The higher transmission rates may also mean the disease's fatality rate is lower than predicted, a key point for people seeking to dial back government mandates that closed businesses.
State and national health officials have made it clear the country isn't where it needs to be on testing.
Other states have seen protests in recent days, and President Donald Trump seems to back them. He tweeted simply "LIBERATE MINNESOTA!" on Friday and followed that up with similar tweets for Virginia and Michigan.
There was a protest this weekend in Texas, and video shows a mass of people together chanting, among other things, "Fire Fauci."
Dr. Anthony Fauci heads the National Institute of Allergy and Infectious Diseases. He frequently appears at the White House's daily press briefings on the coronavirus and has cautioned against reopening the economy too soon.
Biller and Smith both said ReOpenNC will have social distancing measures in place at the outdoor rally. A video posted to YouTube in recent days, purportedly featuring group co-founder Elizabeth, said the group planned to bus people in from eight cities around the state and that an unnamed donor would cover the costs.
"I want every seat filled," the woman says in the video.

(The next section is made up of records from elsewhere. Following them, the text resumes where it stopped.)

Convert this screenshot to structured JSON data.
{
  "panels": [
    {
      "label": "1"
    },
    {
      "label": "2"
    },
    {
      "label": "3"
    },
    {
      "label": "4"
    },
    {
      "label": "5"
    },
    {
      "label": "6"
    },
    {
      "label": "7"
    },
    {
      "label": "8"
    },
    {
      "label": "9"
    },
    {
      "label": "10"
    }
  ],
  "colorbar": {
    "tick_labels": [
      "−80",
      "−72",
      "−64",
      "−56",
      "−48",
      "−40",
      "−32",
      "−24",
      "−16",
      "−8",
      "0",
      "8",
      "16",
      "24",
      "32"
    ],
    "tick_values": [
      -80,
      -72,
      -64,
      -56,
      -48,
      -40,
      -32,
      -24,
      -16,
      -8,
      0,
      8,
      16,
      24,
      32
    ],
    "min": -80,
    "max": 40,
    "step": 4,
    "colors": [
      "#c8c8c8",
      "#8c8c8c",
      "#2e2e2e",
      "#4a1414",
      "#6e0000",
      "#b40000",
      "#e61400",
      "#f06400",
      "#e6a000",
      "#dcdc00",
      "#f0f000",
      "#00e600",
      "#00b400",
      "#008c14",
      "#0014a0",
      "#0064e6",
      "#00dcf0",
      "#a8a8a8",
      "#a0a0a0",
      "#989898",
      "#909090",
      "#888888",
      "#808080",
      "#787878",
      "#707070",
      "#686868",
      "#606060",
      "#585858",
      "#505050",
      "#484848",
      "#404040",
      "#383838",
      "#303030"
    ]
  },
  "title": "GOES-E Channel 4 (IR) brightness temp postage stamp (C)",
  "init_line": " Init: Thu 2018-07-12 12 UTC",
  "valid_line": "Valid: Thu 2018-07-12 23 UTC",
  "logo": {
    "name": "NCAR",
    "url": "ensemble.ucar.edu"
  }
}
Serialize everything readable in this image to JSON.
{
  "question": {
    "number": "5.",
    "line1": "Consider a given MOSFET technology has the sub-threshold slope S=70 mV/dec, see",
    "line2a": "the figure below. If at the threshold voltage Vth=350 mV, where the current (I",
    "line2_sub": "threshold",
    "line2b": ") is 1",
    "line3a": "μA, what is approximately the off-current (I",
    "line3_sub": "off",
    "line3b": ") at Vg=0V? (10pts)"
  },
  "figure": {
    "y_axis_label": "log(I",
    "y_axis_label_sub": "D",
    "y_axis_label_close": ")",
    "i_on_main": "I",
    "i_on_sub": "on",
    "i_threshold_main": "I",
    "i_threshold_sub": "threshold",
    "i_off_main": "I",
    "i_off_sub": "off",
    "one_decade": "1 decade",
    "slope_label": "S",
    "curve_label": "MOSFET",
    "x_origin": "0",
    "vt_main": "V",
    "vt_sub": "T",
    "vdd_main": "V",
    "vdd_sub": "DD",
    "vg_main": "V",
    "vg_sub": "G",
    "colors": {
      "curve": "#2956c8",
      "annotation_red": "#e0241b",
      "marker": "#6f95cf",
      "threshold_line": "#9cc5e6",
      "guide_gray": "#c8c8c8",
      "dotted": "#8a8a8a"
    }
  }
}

But Smith said the group canceled the buses. She said ReOpenNC is "completely grass roots and ... did not accept any donations."
Biller also said the group won't rent buses, though some people have discussed organizing buses for friends and family.
The group has also had conversations with the Raleigh Police Department, Biller said.
Biller's letter asked the governor and the Wake commissioners chair to get back in touch by 2 p.m. Monday.
"If your offices do not provide reasonable assurance and objective standards that preserve my clients’ constitutional rights, we will have no choice but to seek emergency legal relief in advance of Tuesday’s planned protest," the letter states.